Podcast
The form of the table, who sits at the table, and how to sit at the table, as well as manners of eating, talking, and sharing are all based on a politics of instituting everyday life and public space. „Turning the table“ then is a matter of questioning hospitality and its politics around the table. Ulus Baker’s theory of intervals is based on the proximity between two things/subjects (that may or may not seem far from each other), and their participation in the existence of a total being. My talk will then focus what might constitute an architecture of proximities.
Part of Episode XI: “Architectures of Hospitality”

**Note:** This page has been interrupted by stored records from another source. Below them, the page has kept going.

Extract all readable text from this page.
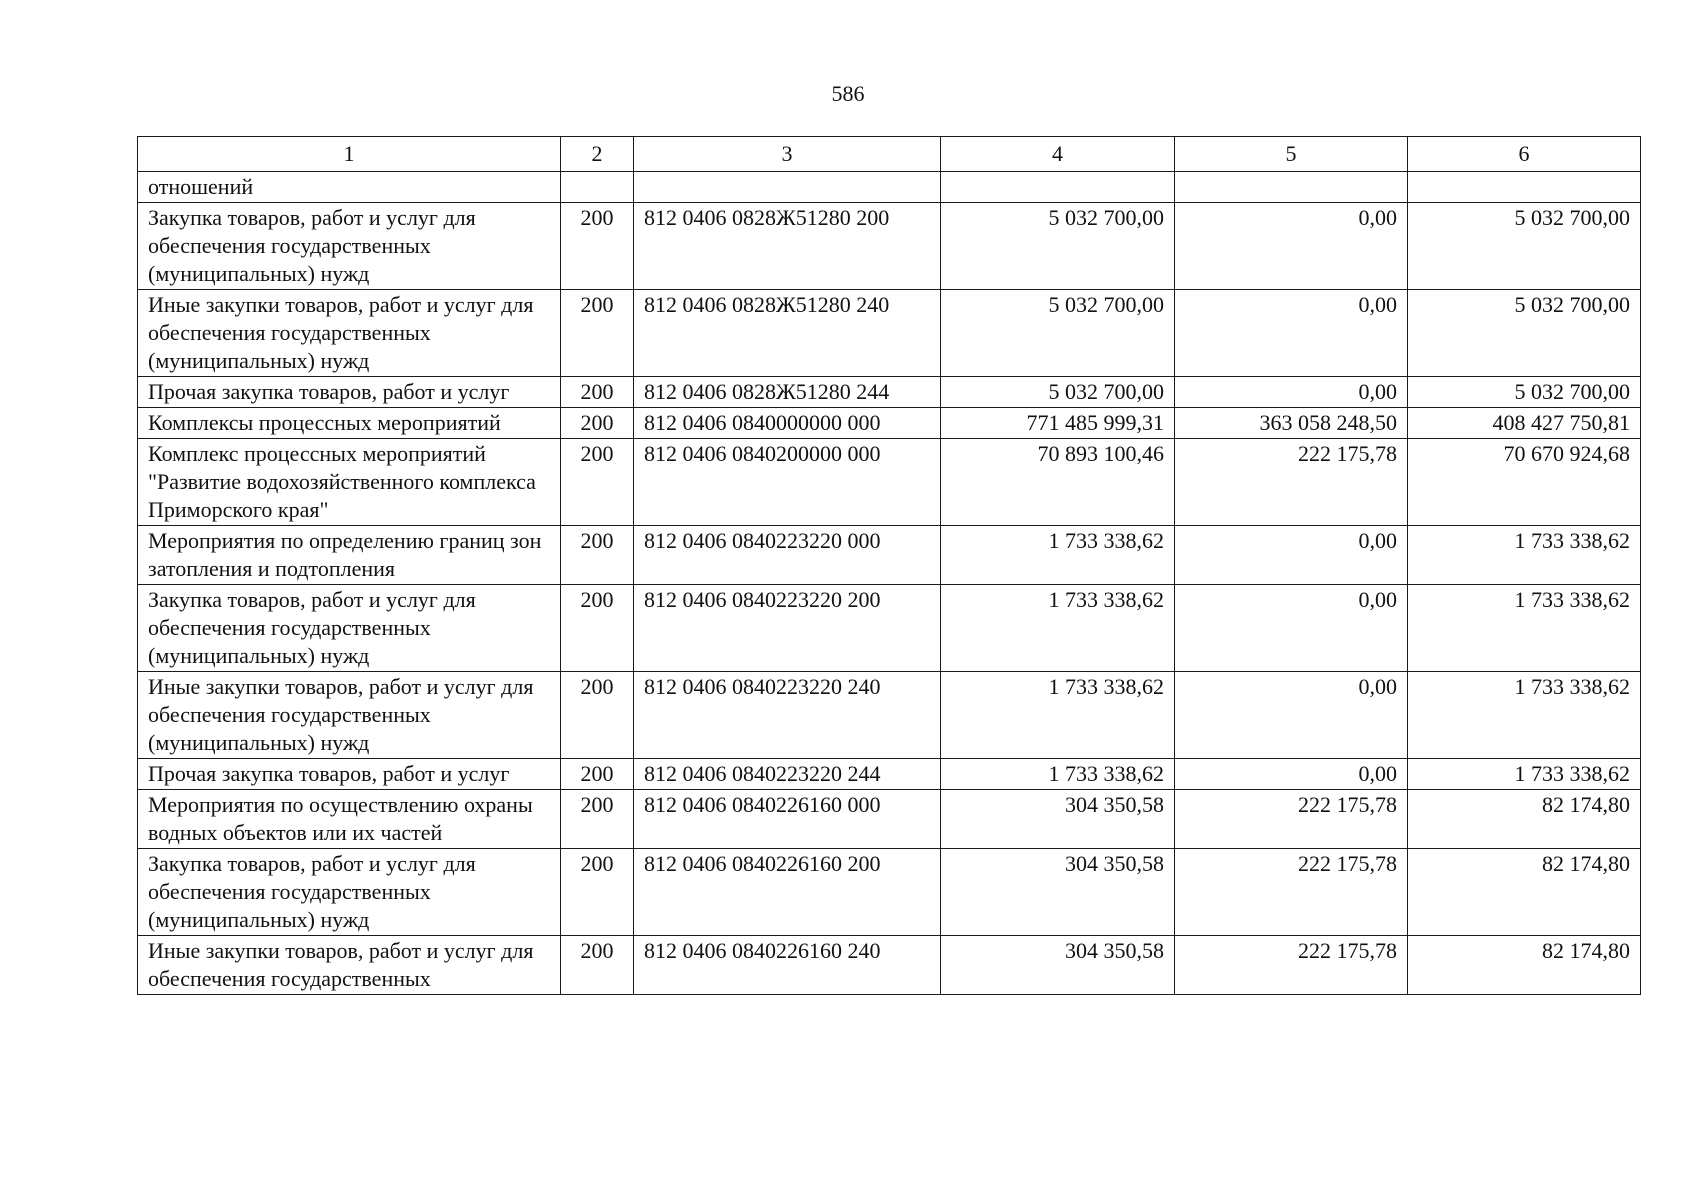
586
1	2	3	4	5	6
отношений					
Закупка товаров, работ и услуг для обеспечения государственных (муниципальных) нужд	200	812 0406 0828Ж51280 200	5 032 700,00	0,00	5 032 700,00
Иные закупки товаров, работ и услуг для обеспечения государственных (муниципальных) нужд	200	812 0406 0828Ж51280 240	5 032 700,00	0,00	5 032 700,00
Прочая закупка товаров, работ и услуг	200	812 0406 0828Ж51280 244	5 032 700,00	0,00	5 032 700,00
Комплексы процессных мероприятий	200	812 0406 0840000000 000	771 485 999,31	363 058 248,50	408 427 750,81
Комплекс процессных мероприятий "Развитие водохозяйственного комплекса Приморского края"	200	812 0406 0840200000 000	70 893 100,46	222 175,78	70 670 924,68
Мероприятия по определению границ зон затопления и подтопления	200	812 0406 0840223220 000	1 733 338,62	0,00	1 733 338,62
Закупка товаров, работ и услуг для обеспечения государственных (муниципальных) нужд	200	812 0406 0840223220 200	1 733 338,62	0,00	1 733 338,62
Иные закупки товаров, работ и услуг для обеспечения государственных (муниципальных) нужд	200	812 0406 0840223220 240	1 733 338,62	0,00	1 733 338,62
Прочая закупка товаров, работ и услуг	200	812 0406 0840223220 244	1 733 338,62	0,00	1 733 338,62
Мероприятия по осуществлению охраны водных объектов или их частей	200	812 0406 0840226160 000	304 350,58	222 175,78	82 174,80
Закупка товаров, работ и услуг для обеспечения государственных (муниципальных) нужд	200	812 0406 0840226160 200	304 350,58	222 175,78	82 174,80
Иные закупки товаров, работ и услуг для обеспечения государственных	200	812 0406 0840226160 240	304 350,58	222 175,78	82 174,80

With Merve Bedir, Benjamin Foerster-Baldenius / raumlabor berlin, Marina Otero Verzier & Florian Malzacher
20. November 2021 – brut Vienna / Austria
In collaboration with Goethe Institut: Performing Architecture
Biography
Merve Bedir is an architect based in Rotterdam and Istanbul. Her ongoing research examines infrastructures of hospitality and mobility. A second line of research follows the human and nonhuman relationships in the context of ecology and cybernetics. She is the co-founder of Aformal Academy (an experimental school program in Pearl River Delta region), a founding member of Mutfak مطبخ Workshop (focusing on Kitchen as a cultural space in Gaziantep), and a founding member of Center for Spatial Justice in Istanbul. Merve Bedir holds a PhD from Delft University of Technology, and a BArch from Middle East Technical University in Ankara. She taught at Hong Kong University, Columbia GSAPP, and TUDelft. Currently Merve is a fellow at BAK, Utrecht.
Merve curated „uncommon river“ (Plovdiv, Bulgaria, 2015), „Vocabulary of Hospitality“ (Istanbul, 2015), and co-curated „Automated Landscapes“ (Shenzhen, 2017 and 2019). Most recently her work „Unsettled Urbanism“ was exhibited in Matadero Madrid (2020), and Venice Architecture Biennale’s main exhibition (2020/2021). Another recent work „Floor Table“ (2022) is presented by the Smithsonian Design Museum. She designed and managed the architectural adaptation and reuse project of Postane, Istanbul. She took part in Istanbul Design, Saõ Paulo, Shenzhen, Bucharest Biennales, and Oslo Triennale. Merve wrote in Harvard Design Magazine, AD Magazine, and The Funambulist among others. Her work was awarded by Prins Claus Foundation, European Cultural Foundation, and Europan; and has been reviewed in The Guardian, Metropolis, and Avery Review.